No team has a greater disparity (minus-157) between the average yardage it has earned at home (418) and the average of what it has garnered on the road (261) than the Dolphins. The Bears (minus-147.8) come closest.
Defense has keyed the Dolphins’ road success. The unit has given up fewer first downs (31 to 39), fewer yards (530 to 667) and fewer yards per play (4.2 to 5.8) on the road than at home. Furthermore, the only four turnovers Miami has generated have come outside Florida.
In opening at Ralph Wilson Stadium, the Dolphins held the Bills to nine first downs, forced them into six three-and-outs and allowed just one offensive play of more than 19 yards. The Fins ceded a fourth-quarter touchdown on an 80-yard drive, but that was too little, too late for Buffalo.
A week later they created four turnovers in Minneapolis. Cornerbacks Jason Allen (twice) and Vontae Davis intercepted Brett Favre, and rookie linebacker Koa Misi recovered a Favre fumble in the end zone.
The Dolphins permitted 124 yards in the fourth quarter as Minnesota attempted to rally. But when it counted, they kept running back Adrian Peterson out of the end zone on four straight plays from inside the 11 and held on another set of downs on their side of the field with less than a minute to play.
This, then, is the road-tested defense the Packers have to outflank at Lambeau Field. With linebacker Channing Crowder likely to return and defensive tackle Jared Odrick a possibility, this group could pose problems for an offense beset by injuries.
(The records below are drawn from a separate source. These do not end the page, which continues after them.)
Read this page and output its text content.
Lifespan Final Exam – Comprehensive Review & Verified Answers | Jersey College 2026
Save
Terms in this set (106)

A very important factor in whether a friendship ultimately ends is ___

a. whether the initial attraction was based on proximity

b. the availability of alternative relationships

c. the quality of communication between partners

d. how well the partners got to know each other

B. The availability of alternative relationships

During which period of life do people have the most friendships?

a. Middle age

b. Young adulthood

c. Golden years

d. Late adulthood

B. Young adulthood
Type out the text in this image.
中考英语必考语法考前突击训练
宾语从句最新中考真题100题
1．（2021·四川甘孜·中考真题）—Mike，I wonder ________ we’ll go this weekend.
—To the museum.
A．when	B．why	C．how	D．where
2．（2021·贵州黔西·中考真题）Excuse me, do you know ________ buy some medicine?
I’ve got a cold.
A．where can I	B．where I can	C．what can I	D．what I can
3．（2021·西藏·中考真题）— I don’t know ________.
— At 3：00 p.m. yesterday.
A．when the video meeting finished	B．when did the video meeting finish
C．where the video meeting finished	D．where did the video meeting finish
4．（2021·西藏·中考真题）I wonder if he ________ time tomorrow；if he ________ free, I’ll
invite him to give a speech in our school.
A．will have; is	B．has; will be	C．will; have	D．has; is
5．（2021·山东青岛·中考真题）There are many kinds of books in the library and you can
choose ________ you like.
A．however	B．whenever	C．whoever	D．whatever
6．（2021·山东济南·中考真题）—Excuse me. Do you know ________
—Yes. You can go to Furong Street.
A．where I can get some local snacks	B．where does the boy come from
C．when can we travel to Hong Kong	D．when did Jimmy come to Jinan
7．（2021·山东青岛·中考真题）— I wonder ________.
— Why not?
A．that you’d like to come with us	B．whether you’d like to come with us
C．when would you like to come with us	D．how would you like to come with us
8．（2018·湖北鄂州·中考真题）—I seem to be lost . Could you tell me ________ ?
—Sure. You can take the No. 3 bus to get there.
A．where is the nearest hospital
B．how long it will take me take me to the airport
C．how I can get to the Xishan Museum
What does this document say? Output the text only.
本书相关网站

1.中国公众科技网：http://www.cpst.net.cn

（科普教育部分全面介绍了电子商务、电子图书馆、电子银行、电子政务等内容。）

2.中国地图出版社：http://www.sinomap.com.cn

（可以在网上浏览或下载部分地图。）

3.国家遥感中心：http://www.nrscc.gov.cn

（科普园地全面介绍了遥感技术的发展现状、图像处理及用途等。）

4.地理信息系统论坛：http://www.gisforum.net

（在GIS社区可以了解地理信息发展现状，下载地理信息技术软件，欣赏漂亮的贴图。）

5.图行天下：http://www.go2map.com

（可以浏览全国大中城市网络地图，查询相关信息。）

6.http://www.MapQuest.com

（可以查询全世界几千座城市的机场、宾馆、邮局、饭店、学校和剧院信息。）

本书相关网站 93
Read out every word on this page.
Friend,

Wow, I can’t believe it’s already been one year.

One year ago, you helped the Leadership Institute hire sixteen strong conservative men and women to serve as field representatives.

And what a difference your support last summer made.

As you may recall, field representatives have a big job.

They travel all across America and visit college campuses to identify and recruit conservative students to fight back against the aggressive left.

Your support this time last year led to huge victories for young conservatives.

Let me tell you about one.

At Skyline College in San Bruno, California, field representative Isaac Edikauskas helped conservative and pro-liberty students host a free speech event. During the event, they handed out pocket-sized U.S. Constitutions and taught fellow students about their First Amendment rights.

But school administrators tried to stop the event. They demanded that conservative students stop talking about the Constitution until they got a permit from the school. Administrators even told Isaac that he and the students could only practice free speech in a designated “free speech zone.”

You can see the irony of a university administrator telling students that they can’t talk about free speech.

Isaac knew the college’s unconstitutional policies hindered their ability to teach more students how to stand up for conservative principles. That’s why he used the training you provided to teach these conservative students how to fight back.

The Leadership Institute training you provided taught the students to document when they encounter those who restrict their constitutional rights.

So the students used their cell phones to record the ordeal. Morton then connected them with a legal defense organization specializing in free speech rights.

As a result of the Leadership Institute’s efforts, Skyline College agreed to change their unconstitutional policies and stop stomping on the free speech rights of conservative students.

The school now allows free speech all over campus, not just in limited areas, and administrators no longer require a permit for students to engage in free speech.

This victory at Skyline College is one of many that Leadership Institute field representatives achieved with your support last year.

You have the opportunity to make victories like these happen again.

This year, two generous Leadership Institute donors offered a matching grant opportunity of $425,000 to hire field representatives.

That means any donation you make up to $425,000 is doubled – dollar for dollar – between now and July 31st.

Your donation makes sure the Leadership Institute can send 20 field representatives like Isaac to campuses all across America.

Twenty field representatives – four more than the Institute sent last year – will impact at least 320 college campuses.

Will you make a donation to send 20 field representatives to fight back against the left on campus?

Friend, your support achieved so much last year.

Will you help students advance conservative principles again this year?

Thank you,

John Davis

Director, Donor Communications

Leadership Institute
In its last six quarters, Green Bay’s offense has produced just 13 points. Should the meeting with the Dolphins turn into a low-scoring affair, Miami might well improve to 3-0 on the road for the first time since 2003.
Overall: Miami leads 9-3.
At Lambeau Field: tied 2-2.
Packers: Aaron Rodgers (20-17 overall; 0-0 vs. Miami).
Dolphins: Chad Henne |(9-8; 0-0 vs. Green Bay).
Once a Dolphin, |now a Packer
Tight end Donald Lee (2003-2004) is a former Dolphin.
Once a Packer, now a Dolphin
Safety Tyrone Culver was a sixth-round draft choice of the Packers in 2006.